Salt is a supporter of bold ideas for the city, including the cruise ship terminal and the Commonwealth Games - describing them as “hard decisions” that need to be contemplated.
He says the 2018 Commonwealth Games are perfectly timed for the city’s economic cycle and he doesn’t believe the Coast will suffer a post-Games downturn.
“I think the worst is over and we’re on the right side of the curve.
“We are not heading for the heady days of 2003-05, but my expectation is that there is no reason for everything to fall into a heap.”
Salt points to Australia’s “extraordinarily high level of population growth” of 400,000 people a year, compared to a normal rate of 200,000, to support the Coast’s continued growth, particularly the construction sector.

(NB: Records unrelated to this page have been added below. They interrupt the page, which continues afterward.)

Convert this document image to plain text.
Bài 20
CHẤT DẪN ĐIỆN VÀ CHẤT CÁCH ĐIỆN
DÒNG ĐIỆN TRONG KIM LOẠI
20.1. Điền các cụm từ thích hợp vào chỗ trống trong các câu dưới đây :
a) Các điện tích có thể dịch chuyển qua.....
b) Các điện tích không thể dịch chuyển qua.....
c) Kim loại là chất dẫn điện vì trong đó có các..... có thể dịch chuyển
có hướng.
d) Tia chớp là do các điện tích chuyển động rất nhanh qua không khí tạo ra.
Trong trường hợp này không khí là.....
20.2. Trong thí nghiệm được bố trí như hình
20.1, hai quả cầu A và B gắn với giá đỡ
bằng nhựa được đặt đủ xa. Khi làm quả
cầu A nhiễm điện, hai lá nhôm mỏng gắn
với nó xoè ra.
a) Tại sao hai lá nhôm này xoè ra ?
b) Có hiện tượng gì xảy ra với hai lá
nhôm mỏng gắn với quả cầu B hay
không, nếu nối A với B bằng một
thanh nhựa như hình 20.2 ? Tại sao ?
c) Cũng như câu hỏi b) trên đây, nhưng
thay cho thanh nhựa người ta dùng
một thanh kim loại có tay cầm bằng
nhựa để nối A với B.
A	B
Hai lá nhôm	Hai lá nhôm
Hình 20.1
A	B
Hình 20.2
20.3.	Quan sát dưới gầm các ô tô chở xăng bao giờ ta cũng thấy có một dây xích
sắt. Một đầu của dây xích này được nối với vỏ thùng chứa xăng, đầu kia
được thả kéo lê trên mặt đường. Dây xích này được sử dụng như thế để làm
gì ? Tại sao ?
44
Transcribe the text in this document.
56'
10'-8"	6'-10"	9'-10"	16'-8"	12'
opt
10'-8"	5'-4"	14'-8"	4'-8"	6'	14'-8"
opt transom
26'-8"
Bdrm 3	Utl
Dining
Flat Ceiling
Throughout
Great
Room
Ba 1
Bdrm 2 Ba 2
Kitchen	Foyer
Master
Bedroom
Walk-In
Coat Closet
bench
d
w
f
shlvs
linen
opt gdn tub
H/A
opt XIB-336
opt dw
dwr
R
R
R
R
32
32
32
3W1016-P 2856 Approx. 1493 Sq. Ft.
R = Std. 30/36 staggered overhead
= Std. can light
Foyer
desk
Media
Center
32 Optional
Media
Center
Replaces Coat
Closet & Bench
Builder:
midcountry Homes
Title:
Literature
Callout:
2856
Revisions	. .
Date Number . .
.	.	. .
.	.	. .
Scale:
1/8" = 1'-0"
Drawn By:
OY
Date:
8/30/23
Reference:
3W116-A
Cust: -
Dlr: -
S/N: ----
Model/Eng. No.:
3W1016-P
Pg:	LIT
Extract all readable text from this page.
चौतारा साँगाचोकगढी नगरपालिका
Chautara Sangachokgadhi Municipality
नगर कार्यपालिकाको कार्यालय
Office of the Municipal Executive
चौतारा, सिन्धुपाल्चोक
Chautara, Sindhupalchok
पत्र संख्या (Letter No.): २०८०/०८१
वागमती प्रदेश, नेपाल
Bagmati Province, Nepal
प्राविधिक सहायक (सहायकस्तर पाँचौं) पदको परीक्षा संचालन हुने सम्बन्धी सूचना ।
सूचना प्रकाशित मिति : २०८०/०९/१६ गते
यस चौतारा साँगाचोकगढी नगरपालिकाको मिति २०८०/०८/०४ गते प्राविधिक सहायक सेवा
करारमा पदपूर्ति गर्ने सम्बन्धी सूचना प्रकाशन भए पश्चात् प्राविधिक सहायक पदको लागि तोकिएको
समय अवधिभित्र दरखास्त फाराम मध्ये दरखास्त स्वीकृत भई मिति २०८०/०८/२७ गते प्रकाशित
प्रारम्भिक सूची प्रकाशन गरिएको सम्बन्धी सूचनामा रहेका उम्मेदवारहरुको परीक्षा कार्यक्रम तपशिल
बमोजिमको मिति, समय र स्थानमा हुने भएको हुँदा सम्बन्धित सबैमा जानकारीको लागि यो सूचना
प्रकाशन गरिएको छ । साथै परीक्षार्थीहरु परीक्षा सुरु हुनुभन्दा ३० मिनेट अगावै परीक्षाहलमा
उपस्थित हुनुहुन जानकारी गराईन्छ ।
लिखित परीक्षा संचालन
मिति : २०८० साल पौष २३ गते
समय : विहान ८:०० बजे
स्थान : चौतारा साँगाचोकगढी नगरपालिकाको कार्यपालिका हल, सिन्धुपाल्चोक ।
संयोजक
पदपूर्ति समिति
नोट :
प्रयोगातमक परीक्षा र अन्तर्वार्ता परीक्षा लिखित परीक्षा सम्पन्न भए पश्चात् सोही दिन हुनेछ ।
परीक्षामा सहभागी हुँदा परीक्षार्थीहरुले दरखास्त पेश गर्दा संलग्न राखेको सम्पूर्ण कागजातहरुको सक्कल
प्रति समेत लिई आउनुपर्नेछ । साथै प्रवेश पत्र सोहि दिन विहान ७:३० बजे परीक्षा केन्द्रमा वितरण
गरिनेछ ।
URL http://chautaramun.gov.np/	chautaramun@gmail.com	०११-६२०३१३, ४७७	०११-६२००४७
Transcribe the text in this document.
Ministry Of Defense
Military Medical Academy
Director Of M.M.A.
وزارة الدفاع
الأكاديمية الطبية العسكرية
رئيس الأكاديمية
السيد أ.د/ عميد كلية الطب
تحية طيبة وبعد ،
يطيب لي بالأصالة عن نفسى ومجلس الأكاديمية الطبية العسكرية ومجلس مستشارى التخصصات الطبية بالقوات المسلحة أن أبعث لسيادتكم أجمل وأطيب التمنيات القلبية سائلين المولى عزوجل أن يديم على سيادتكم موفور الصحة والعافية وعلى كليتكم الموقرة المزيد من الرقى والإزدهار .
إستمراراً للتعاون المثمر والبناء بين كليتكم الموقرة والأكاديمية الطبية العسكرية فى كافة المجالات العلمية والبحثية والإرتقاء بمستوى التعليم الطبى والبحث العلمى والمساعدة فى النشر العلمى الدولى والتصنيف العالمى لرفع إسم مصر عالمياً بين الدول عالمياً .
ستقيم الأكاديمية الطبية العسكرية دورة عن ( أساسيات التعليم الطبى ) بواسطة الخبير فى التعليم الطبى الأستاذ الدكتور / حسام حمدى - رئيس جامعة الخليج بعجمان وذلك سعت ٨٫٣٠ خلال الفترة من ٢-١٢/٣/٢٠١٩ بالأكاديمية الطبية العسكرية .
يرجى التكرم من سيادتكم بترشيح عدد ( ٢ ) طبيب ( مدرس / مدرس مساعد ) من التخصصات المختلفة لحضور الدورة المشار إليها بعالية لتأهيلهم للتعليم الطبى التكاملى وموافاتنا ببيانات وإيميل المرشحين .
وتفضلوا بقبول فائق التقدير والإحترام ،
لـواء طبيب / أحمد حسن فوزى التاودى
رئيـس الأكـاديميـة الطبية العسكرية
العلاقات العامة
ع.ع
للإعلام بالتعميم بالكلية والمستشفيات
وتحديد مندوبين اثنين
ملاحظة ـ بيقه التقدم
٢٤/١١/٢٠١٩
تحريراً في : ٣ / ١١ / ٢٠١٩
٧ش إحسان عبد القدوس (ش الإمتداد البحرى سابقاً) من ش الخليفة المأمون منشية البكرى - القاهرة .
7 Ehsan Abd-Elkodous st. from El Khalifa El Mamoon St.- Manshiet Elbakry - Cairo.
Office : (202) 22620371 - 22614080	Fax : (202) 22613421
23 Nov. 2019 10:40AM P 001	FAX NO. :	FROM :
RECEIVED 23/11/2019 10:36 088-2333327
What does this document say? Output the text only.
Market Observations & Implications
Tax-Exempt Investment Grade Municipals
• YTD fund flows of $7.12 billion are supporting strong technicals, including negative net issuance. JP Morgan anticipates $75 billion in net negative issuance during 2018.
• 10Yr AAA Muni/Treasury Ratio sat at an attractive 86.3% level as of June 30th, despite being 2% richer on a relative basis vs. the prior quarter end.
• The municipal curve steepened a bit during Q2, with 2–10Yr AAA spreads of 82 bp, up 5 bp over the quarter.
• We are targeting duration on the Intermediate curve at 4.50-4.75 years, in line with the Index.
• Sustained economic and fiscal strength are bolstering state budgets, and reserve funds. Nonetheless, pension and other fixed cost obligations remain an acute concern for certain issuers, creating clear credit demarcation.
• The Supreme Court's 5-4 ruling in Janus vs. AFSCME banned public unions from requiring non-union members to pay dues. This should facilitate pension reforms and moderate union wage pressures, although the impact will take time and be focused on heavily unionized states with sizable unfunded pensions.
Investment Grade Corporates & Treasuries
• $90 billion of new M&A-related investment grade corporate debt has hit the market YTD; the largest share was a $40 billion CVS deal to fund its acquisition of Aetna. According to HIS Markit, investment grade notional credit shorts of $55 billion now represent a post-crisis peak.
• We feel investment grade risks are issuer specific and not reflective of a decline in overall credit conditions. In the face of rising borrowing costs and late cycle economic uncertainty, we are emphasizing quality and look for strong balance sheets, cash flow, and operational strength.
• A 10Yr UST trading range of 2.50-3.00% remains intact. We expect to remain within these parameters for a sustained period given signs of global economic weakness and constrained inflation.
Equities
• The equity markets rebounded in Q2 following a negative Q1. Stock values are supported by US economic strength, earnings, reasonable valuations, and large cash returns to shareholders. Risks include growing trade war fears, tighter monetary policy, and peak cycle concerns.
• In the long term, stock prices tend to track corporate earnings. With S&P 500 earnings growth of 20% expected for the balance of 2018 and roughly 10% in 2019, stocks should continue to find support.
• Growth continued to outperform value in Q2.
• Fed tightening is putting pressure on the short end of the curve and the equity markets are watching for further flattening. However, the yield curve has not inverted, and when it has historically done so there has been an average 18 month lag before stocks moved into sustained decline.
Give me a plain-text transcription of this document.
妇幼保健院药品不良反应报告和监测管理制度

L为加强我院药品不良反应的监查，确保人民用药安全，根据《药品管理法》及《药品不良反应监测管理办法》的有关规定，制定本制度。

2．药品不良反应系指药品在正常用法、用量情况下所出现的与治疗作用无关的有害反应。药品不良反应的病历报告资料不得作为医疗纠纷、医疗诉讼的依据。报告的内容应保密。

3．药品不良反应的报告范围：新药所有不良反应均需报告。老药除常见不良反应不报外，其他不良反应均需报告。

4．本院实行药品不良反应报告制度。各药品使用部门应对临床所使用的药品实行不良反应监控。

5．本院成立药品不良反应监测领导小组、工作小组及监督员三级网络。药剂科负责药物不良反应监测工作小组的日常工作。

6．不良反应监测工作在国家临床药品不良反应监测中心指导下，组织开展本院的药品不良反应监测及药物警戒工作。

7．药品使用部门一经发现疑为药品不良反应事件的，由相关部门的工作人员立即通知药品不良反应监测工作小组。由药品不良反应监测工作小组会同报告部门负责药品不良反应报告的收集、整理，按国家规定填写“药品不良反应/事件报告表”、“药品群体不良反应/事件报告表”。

But for the final message of hope, Salt says Gold Coasters could learn a lesson from the regional NSW city of Dubbo.
“Dubbonians are committed to the greater growth and prosperity of Dubbo.”
Salt says they are great believers in their city, and that’s something that Gold Coasters appear to lack.“I would love to see that culturally – that Dubbo effect. Imagine what this place could do if we all got behind it?”